Thursday, September 14, 2006

A Turning Point in Wait Times

Much has changed in the China adoption community since I posted this article last September (2006). The wait times have continued to increase, showing at this writing no signs of a significant acceleration. In fact, from what we know at this point, wait times are likely to reach 24 months by the end of 2007. I had assumed in September that the Hunan children held during the scandal period would help bring wait times down when they were "released" for adoption in April 2006, but this clearly did not happen. In all likelihood, many of those children were directed to domestic families, resulting in no "catch-up". The declining referral ages of the recently referred children is evidence that the CCAA is consuming what little supply they have.

The changes in requirements to go into affect in May 2007 will not have an impact on wait times until those May families are referred children, which will occur in late 2009 at current rates. Additionally, it seems likely that many families have accelerated their dossier preparation to beat the deadline, resulting in a higher-than-usual number of families in the pipeline between now and May.

There is no positive news in any of this for waiting families.

April 10, 2007


I have received many e-mails from waiting parents asking me if I think that the current wait situation is going to continue. Additionally, many ask how much impact the Hunan closure had on the wait times we are experiencing now. Drawing on the statistical data compiled monthly by Ralph Stirling (link), I have drawn out and compiled the referral wait times since the beginning of 2005 through last month, to see if the Hunan story (reported in October 2005) and its attendant closure of adoptions from that Province has had a discernable impact on referral wait times. In other words, were things slowing down before Hunan, or is Hunan the cause of this current slowdown.

Below is the number of days each month of log-in-dates (LID – the date a dossier is logged into the CCAA) until referrals were received for that month.

January 2005 – 180 days
February 2005 – 184 days
March 2005 – 196 days
April 2005 – 203 days
May 2005 – 216 days
June 2005 – 217 days
July 2005 – 201 days
August 2005 – 211 days
September 2005 – 211 days
October 2005 – 223 days
November 2005 – 245 days
December 2005 – 267 days
January 2006 – 275 days
February 2006 – 301 days
March 2006 – 324 days
April 2006 – 340 days
May 2006 – 360 days
June 2006 – 376 days
July 392 – 392 days
August 2006 – 402 days

Expressed graphically, it looks like this:

One can discern two main things: The trend of wait-times was already increasing in early 2005; the Hunan story has had a dramatic impact on wait-times.

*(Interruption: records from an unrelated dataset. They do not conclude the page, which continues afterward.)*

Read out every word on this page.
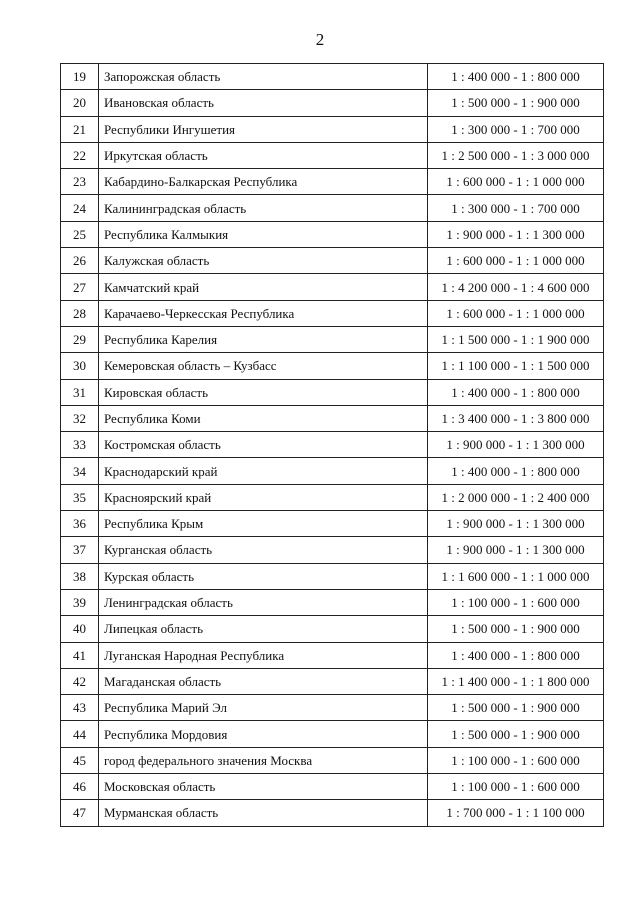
2
19	Запорожская область	1 : 400 000 - 1 : 800 000
20	Ивановская область	1 : 500 000 - 1 : 900 000
21	Республики Ингушетия	1 : 300 000 - 1 : 700 000
22	Иркутская область	1 : 2 500 000 - 1 : 3 000 000
23	Кабардино-Балкарская Республика	1 : 600 000 - 1 : 1 000 000
24	Калининградская область	1 : 300 000 - 1 : 700 000
25	Республика Калмыкия	1 : 900 000 - 1 : 1 300 000
26	Калужская область	1 : 600 000 - 1 : 1 000 000
27	Камчатский край	1 : 4 200 000 - 1 : 4 600 000
28	Карачаево-Черкесская Республика	1 : 600 000 - 1 : 1 000 000
29	Республика Карелия	1 : 1 500 000 - 1 : 1 900 000
30	Кемеровская область – Кузбасс	1 : 1 100 000 - 1 : 1 500 000
31	Кировская область	1 : 400 000 - 1 : 800 000
32	Республика Коми	1 : 3 400 000 - 1 : 3 800 000
33	Костромская область	1 : 900 000 - 1 : 1 300 000
34	Краснодарский край	1 : 400 000 - 1 : 800 000
35	Красноярский край	1 : 2 000 000 - 1 : 2 400 000
36	Республика Крым	1 : 900 000 - 1 : 1 300 000
37	Курганская область	1 : 900 000 - 1 : 1 300 000
38	Курская область	1 : 1 600 000 - 1 : 1 000 000
39	Ленинградская область	1 : 100 000 - 1 : 600 000
40	Липецкая область	1 : 500 000 - 1 : 900 000
41	Луганская Народная Республика	1 : 400 000 - 1 : 800 000
42	Магаданская область	1 : 1 400 000 - 1 : 1 800 000
43	Республика Марий Эл	1 : 500 000 - 1 : 900 000
44	Республика Мордовия	1 : 500 000 - 1 : 900 000
45	город федерального значения Москва	1 : 100 000 - 1 : 600 000
46	Московская область	1 : 100 000 - 1 : 600 000
47	Мурманская область	1 : 700 000 - 1 : 1 100 000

What can families expect going forward? If nothing changes with China’s adoption policies, the wait times should decline over the next several months to the yellow trend line. Thus, if the Hunan stoppage had not taken place, one would expect that the wait time right now would be about 250 days. Thus, Hunan has added an additional 150 days to the current wait time. This has taken place over a period of 9 months, and it will take many months for the effect of Hunan coming back online to be fully seen.

But the underlying trend is still up, so we won’t see a return to the 200-day wait times. This is because overall, there are fewer healthy children available for adoption (for more on this, see my blog essay "The Hague Agreement and China's International Adoption Program"). For that reason, it seems likely that China will alter its policies in order to reduce the number of international families that can adopt. Their stated goal is to hold the wait-time at 365 days.

So, for families just now applying, or with dossiers already in China, what can they expect? Obviously it will take a few months for the available Hunan children to be referred. Thus, I believe that we are currently at the longest wait times we will see. Over the next several months we should see a dipping of the wait times. Within 6 months we should be back to the mean-average (yellow line). Any changes China makes to their adoption policy will not have an impact until late next year.